Este lazo entre instituciones y cambio social es el que trata de cortar
el "institucionalismo" corriente. La defensa del orden institucional a
cualquier precio, su transformación en un fetiche al que se rinde
pleitesía desconectándolo del campo social que lo hizo posible, es la
que gobierna al discurso antipopulista de los sectores dominantes. Hay
en él una tendencia inherente a sustituir la política por la
administración. Ya Saint-Simon afirmaba que es necesario pasar del
gobierno de los hombres a la administración de las cosas. Y para hacer
un par de referencias a América Latina, "paz y administración" era el
lema del general Roca, y en la bandera brasileña aun podemos leer "ordem
e progresso", que era la fórmula acuñada por la iglesia positivista de
Río de Janeiro. En sus formas más extremas el institucionalismo tiende
al tecnocratismo, es decir, a diluir las identidades populares globales y
a sustituirlas por un gobierno elitista de los expertos.

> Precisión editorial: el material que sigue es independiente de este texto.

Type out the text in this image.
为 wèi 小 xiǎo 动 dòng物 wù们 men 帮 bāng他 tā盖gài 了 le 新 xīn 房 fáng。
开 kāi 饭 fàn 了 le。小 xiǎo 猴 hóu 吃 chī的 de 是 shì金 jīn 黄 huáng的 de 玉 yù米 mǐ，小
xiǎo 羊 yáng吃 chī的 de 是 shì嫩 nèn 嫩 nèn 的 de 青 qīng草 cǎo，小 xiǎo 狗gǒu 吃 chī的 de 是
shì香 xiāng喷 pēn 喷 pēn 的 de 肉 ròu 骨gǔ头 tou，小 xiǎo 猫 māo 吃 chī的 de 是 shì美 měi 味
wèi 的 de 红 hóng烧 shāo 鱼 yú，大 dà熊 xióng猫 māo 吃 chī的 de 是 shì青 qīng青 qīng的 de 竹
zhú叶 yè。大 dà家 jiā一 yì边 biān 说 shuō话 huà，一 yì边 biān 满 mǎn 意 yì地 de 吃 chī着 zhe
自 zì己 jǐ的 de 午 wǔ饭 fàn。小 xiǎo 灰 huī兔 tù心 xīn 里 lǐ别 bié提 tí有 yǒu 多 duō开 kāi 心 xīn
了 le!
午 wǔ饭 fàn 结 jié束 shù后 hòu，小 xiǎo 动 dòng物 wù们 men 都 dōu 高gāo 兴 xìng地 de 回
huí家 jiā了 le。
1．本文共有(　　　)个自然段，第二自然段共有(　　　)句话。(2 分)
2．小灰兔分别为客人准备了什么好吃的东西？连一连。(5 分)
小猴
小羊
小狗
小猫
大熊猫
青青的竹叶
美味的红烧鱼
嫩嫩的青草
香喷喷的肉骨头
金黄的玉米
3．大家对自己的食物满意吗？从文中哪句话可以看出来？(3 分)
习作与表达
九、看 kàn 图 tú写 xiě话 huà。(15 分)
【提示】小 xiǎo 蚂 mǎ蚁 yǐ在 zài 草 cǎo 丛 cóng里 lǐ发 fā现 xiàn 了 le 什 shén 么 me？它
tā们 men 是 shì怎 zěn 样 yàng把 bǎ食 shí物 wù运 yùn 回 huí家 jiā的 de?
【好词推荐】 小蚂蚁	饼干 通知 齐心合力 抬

Pasemos ahora al populismo. Para que haya populismo se requieren tres
condiciones. La primera es que se construya una relación solidaria entre
una pluralidad de demandas insatisfechas, que se forme entre ellas lo
que hemos denominado una cadena equivalencial. Si la gente ve que hay
demandas insatisfechas al nivel de la vivienda, de la salud, de la
seguridad, de la escolaridad, del transporte, etc., entre todas estas
demandas se da un proceso de interpenetración y de realimentación
mutuas. Con esto se ha llegado al primer estadio de una experiencia que
podemos llamar prepopulista. La segunda condición –el segundo estadio–
consiste en elaborar, a partir de las demandas insatisfechas, un
discurso dicotómico que divida a la sociedad en dos campos: los de
abajo, el pueblo, y, frente a él, el poder social y político, cuyos
canales institucionales tradicionales no logran vehiculizar las demandas
de las masas. El tercer estadio tiene lugar cuando este discurso
dicotómico cristaliza en torno a ciertos símbolos que significan al
"pueblo" como totalidad. En la mayor parte de los casos es el nombre de
una figura líder. Esto no da al líder un poder ilimitado, si dejara de
responder a la cadena equivalencial de demandas que se ha formado en el
primer estadio, su poder de atracción se vería erosionado muy
rápidamente. Un populismo realmente democrático debe mantener un
equilibrio entre la expansión horizontal de la cadena equivalencial de
demandas y su acción vertical en la transformación del Estado.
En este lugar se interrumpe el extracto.